Kaseya Community

Patch Management - A sharing moment...

  • Time to share how I'm doing patch management - I've read how others do it, I've discussed with Kaseya engineers, and aparently we have a "great" way of doing things.

    We have a common workstation policy.  Patches that most, if not all of our customers want.  (We also have a "Server" policy, but for sake of example, going through workstation...)
    Some client exceptions: One has a design department which cannot move to XP SP3.  One has a "We have to support IE 7, please don't install beyond this".  One has a "Do NOT install .NET 4" policy.

    Rather than create a set of full similar policies for just that client / rules, create a series of sieves which allow all but the blocked.  Some of ours: No .NET4, No IE8, No SP - Windows, No SP - Office, No SP - Exchange, No SP - SQL Server, No WGA (we all have / had "That client"... legit now, but then... *sigh*)

    Example: Client has a workstation which wants most "common" policies, no .NET 4, no IE8

    Member of 3 policies: "Common", "No IE8", "No .NET4".

    1. "Common" - Accept that which we want across the board, deny that which we don't.
    2. "No .NET4" - Manually run through, search out and deny .NET4 framework installers, approve everything else.
      Set all non-relevant categories (hotfixes, security updates) to Approved
      Set all obvious non-relevant software (Eg: Office, SQL Server, Exchange, Report server) to Approved
      All other categories / software gets set to "Pending Approval"
    3. "No IE8" - Everything is approved, IE8 is denied.  Same mentality for categories / software packages as "No .NET4".

    Repeat for "No Office Service packs", "No Server Service packs", "No Server Software Service Packs", "No [special environment]"

    Process: We go through on a weekly basis and check patches that came through, for all policies.  Most of the exception policies, deny the relevant patches and approve everything else (nothing should sit in "Pending Approval" for more than a few hours).

    This way, the "exceptions" are blocked, and everything blows through to the next policy.  The only policy which "should" allow/deny the main patches would be the common policy - this is all based on the simple idea that:

    • Deny will override any Pending Approval or Approved
    • Pending Approval will override any Approved

    "Common" could install IE8, but the "No IE8" would prevent it from getting through.  

    Seems to work great.  Hope it helps anybody struggling with it.

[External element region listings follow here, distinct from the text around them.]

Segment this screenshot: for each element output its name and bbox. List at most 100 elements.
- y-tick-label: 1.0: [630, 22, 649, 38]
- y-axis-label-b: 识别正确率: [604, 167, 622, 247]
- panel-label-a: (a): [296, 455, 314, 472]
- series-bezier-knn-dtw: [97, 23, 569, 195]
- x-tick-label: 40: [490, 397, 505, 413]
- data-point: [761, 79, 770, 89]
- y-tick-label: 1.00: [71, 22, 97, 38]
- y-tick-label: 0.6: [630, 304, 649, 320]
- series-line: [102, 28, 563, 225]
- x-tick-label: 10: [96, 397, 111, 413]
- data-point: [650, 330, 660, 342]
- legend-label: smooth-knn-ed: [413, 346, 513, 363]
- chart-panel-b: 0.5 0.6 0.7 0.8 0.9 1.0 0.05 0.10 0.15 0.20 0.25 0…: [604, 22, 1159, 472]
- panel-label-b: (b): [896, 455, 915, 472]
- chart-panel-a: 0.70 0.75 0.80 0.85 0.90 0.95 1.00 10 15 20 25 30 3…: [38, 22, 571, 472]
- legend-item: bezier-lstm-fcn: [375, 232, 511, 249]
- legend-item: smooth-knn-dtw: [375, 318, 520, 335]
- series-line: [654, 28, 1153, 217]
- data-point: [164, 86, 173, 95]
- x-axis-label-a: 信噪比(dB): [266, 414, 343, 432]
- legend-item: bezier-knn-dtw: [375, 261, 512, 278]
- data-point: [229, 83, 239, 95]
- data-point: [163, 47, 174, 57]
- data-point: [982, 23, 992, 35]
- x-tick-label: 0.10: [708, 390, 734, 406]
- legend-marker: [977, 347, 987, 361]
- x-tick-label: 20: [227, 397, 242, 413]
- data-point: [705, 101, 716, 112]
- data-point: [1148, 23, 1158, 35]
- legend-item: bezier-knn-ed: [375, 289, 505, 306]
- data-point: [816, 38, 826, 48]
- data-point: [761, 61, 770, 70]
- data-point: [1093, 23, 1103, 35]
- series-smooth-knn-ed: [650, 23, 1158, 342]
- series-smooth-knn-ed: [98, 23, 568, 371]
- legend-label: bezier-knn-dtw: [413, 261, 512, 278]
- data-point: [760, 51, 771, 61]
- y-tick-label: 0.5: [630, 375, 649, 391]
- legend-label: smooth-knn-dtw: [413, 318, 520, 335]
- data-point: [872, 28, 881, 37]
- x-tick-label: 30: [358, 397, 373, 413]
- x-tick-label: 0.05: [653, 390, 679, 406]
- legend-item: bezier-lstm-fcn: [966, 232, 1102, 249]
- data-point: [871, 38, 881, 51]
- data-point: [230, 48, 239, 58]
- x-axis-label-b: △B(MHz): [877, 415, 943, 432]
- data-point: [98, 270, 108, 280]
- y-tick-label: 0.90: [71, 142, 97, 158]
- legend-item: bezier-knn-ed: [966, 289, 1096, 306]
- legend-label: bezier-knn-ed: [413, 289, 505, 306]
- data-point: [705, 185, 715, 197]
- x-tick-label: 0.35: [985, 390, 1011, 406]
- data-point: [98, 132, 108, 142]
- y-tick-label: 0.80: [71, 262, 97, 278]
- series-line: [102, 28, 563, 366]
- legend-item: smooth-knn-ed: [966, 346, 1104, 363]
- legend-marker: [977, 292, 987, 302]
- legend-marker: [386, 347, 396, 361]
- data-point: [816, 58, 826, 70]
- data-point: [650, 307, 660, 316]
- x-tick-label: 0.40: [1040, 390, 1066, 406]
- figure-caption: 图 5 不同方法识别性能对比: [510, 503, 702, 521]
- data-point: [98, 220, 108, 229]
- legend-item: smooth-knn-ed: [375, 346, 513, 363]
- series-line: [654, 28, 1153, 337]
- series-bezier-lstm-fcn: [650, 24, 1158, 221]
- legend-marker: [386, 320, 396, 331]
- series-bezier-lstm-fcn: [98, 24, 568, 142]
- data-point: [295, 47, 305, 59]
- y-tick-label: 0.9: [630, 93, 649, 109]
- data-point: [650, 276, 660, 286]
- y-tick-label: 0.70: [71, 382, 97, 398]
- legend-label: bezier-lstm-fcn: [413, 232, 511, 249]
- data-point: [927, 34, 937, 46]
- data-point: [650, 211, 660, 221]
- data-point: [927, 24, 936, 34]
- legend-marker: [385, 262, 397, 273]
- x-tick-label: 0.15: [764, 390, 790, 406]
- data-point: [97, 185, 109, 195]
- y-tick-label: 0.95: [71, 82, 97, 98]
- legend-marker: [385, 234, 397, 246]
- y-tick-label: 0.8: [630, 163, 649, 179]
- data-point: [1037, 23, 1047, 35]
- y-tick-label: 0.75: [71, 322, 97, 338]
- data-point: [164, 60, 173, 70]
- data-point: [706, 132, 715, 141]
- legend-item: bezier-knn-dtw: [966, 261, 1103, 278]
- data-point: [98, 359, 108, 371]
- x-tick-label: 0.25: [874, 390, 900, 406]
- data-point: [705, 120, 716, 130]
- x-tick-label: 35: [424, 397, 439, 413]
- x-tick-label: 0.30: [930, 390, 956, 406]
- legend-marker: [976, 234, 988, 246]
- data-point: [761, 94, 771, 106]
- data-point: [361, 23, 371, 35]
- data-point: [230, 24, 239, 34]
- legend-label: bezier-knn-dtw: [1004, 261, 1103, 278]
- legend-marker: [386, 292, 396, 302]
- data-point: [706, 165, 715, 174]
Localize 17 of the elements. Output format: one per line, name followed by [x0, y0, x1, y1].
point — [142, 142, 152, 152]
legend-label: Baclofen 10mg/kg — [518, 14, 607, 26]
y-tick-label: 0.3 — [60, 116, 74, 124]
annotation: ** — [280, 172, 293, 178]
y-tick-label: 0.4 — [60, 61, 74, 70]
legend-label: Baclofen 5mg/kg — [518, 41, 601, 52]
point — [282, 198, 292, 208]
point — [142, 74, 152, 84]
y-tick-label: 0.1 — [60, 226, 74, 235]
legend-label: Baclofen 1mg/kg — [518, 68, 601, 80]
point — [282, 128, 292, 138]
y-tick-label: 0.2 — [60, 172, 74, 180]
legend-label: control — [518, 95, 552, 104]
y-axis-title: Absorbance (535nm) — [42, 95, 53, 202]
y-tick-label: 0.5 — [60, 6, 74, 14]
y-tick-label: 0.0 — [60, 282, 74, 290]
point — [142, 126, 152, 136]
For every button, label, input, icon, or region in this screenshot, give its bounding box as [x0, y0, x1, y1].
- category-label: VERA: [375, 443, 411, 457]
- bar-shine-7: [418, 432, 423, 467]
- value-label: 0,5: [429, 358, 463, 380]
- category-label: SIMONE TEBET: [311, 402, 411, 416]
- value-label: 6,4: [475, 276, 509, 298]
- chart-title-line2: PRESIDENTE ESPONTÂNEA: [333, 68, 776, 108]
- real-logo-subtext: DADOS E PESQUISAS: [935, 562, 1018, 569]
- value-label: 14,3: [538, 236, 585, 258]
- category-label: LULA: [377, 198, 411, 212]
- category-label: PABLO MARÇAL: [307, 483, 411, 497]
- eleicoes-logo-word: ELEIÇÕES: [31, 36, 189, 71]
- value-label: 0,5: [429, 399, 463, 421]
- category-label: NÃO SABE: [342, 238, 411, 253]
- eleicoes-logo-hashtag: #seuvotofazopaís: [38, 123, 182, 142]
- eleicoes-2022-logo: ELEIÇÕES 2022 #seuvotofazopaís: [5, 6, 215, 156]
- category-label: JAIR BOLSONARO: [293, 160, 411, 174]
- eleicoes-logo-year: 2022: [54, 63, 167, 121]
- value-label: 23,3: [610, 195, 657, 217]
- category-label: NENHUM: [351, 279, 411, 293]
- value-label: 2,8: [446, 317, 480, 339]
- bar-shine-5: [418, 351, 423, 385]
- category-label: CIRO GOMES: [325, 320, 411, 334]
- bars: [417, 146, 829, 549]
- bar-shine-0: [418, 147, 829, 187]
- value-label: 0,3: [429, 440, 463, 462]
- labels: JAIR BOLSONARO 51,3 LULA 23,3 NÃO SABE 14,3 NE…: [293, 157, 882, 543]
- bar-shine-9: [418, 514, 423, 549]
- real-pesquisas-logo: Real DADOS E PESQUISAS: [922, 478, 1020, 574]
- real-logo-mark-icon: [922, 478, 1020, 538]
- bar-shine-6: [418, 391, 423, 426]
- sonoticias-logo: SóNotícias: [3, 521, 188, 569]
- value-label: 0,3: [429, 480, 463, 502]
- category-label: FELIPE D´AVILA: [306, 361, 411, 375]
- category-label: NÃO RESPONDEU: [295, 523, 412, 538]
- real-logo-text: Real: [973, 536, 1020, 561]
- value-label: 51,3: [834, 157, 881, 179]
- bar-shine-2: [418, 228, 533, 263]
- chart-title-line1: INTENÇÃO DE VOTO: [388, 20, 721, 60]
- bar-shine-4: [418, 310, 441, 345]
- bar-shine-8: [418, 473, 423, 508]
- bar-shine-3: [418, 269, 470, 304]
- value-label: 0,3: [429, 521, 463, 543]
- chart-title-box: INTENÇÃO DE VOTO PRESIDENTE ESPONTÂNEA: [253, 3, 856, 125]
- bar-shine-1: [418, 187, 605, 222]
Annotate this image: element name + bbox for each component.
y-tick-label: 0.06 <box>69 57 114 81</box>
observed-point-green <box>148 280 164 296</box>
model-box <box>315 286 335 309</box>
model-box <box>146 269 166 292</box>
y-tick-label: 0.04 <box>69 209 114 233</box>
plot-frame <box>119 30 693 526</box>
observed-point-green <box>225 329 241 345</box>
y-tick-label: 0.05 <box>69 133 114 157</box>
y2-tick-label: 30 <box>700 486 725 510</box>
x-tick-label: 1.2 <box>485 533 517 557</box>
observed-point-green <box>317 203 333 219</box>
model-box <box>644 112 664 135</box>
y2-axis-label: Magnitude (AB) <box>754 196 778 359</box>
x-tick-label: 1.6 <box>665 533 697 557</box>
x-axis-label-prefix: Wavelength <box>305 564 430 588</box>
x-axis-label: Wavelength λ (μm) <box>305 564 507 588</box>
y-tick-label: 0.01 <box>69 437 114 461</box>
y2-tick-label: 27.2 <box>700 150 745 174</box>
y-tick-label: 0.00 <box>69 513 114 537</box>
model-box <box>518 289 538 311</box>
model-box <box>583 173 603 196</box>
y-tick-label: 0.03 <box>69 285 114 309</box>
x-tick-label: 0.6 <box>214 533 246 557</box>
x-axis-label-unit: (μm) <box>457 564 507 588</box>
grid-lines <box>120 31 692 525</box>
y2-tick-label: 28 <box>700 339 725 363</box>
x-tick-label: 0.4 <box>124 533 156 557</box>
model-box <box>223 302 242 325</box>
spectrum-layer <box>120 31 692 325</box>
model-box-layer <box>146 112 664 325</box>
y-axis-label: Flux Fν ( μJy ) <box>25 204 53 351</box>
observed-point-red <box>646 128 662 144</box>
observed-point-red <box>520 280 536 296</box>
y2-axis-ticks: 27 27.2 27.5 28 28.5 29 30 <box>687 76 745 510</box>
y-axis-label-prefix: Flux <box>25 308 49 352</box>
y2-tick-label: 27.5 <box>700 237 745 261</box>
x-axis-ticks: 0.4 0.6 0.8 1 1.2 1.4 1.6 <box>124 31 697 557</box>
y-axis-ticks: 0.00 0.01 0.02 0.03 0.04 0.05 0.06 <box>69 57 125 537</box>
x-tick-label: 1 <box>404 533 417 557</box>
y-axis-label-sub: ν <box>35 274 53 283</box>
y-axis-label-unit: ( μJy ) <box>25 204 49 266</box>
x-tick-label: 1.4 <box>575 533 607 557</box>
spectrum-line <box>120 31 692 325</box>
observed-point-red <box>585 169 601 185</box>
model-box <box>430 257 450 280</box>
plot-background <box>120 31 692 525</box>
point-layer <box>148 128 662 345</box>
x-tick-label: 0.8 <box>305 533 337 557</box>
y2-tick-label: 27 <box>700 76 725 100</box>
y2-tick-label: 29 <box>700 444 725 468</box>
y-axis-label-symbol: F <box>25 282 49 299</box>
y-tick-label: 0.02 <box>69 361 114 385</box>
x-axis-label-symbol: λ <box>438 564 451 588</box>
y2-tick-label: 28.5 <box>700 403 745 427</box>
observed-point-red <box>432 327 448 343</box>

    [edited by: tkindree at 3:30 PM (GMT -7) on 3-24-2011] Membership note
  • Nice approach and clear description of 'how you do it'.  We're evaluating our own patch policies/process as we prepare to migrate to K2 so this is good food for thought!

  • Hey Tkindree!

    It sounds very well.

    Just to make it sure, i can combine any policy memberships and the DENYs in it overrides ANY allowed? So i can combine each with each other, and all NOs prevent installing?

  • The most restrictive will ALWAYS prevail.  Therefore, if you have a patch set to approved in 3 policies and denied in 1 policy, all 4 policies are applied to a single workstation, the patch will be denied because it is not approved in all policies.

    Bear in mind that a status of Pending Approval is functionally a deny, so if a patch is approved in 3 policies and Pending Approval in 1 policy, all 4 policies are applied to a single workstation, the patch will still be denied because, again, it is not explicitly approved in all polices.

  • Great explanation. Thanks.

  • It's part of the nature of how this kind of system works well for us - the default is "Install everything" (with some blocking - Eg: MS Security Essentials).  The "block these" would have the "Prevent this from installing", which are cumulative.

    The only real issue is that you need to go through policy management once or twice a week, scan through all the exceptions to ensure that there isn't anything in "pending approval" status.  If you can guarantee that no new patch / system configuration would allow the offending software through, all the classifications / products could be set to allow, and everything *should* get through (An exception would be any new software previously not found within the list of products at time of configuration - the default new product status is "pending approval")

    Example of the reason to not auto-approve all products & classifications:

    We have a policy which blocks IE8.  A client requires some computers to remain on IE7.

    We've blocked it in Windows XP 32/64, Vista 32, Win7 32/64, 2003 32/64, 2003 SBS, 2008 64, 2008 R2 64 - all systems / environments which we have in place at our client sites.

    A new system pops up - Windows Vista 64 - previously didn't have any.  It would suddenly appear within Pending Approval.  had we set everything to "Approve Automatically" for both product and classification, it would be approved - it falls under "Windows Vista" for product.  Any Vista 64 bit system, with this policy attached, would have unexpected results.  Which would repeat continually until the issue was caught.

    It DOES speed some things up, and allows for the same policies to be applied to multiple groups / orgs / clients / _____ without having to recreate all policies for small exceptions.  "6 systems in QA cannot have IE 8 / 9 installed", "These developers can't have .NET 4.0", "KB_______ conflicts with the software used by this department".